The state's political leadership asked the state's hospitals and doctors to sit down and come up with some solutions. Legislation produced reforms that actually are working and saving the state millions of dollars.

Hospitals now exchange information electronically. They hand out educational materials about alternatives to using the ER. They catalog frequent users of their emergency rooms. They help them get an appointment with a primary care doctor when they need a follow-up visit. They discourage patients from visiting the emergency room to get a prescription for their narcotic fix.

Washington state seized on something commonly identified by health care researchers. A lot of Medicaid patients are misusing the emergency room because they don't have a primary care doctor that they see regularly.

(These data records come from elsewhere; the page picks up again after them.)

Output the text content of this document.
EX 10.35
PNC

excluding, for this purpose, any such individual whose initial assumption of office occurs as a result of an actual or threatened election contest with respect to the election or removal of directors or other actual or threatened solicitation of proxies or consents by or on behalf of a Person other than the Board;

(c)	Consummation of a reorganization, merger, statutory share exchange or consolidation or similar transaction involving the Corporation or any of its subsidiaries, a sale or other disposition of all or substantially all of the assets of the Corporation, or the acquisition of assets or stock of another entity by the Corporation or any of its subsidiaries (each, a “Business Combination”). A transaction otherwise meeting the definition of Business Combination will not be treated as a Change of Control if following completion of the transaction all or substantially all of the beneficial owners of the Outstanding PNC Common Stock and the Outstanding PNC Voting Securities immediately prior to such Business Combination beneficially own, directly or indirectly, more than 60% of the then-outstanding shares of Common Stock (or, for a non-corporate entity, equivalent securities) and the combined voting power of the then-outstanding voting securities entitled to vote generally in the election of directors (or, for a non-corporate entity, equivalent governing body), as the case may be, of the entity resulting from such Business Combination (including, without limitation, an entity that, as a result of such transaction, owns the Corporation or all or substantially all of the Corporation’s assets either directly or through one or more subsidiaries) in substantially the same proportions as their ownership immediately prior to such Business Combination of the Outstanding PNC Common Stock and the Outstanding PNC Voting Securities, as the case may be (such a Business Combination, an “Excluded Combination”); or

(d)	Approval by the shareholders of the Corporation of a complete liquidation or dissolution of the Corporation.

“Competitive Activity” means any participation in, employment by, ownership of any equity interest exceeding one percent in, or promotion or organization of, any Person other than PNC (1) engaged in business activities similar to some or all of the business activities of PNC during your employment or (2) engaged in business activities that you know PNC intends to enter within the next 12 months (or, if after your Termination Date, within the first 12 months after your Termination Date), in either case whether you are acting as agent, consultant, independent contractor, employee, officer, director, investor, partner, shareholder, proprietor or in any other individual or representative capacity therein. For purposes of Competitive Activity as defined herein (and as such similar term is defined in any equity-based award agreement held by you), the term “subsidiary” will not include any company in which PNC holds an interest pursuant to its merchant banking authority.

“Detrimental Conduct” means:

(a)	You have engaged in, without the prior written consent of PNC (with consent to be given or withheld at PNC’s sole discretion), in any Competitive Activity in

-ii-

The results of the reforms were tracked for a year. Here's what happened: emergency room visits dropped nearly 10%; visits resulting in a scheduled drug prescription dropped 24%; and the rate of visits by those who visited five or more times annually dropped 10.7%. Even better, the reforms helped save the state $33.6 million.

These reforms still are in place, and all hospitals in Washington state are participating. We should take a page from Washington state's book. We can cut down on unnecessary visits to the emergency room. We can cut Medicaid costs. No one needs a $629 Band-Aid.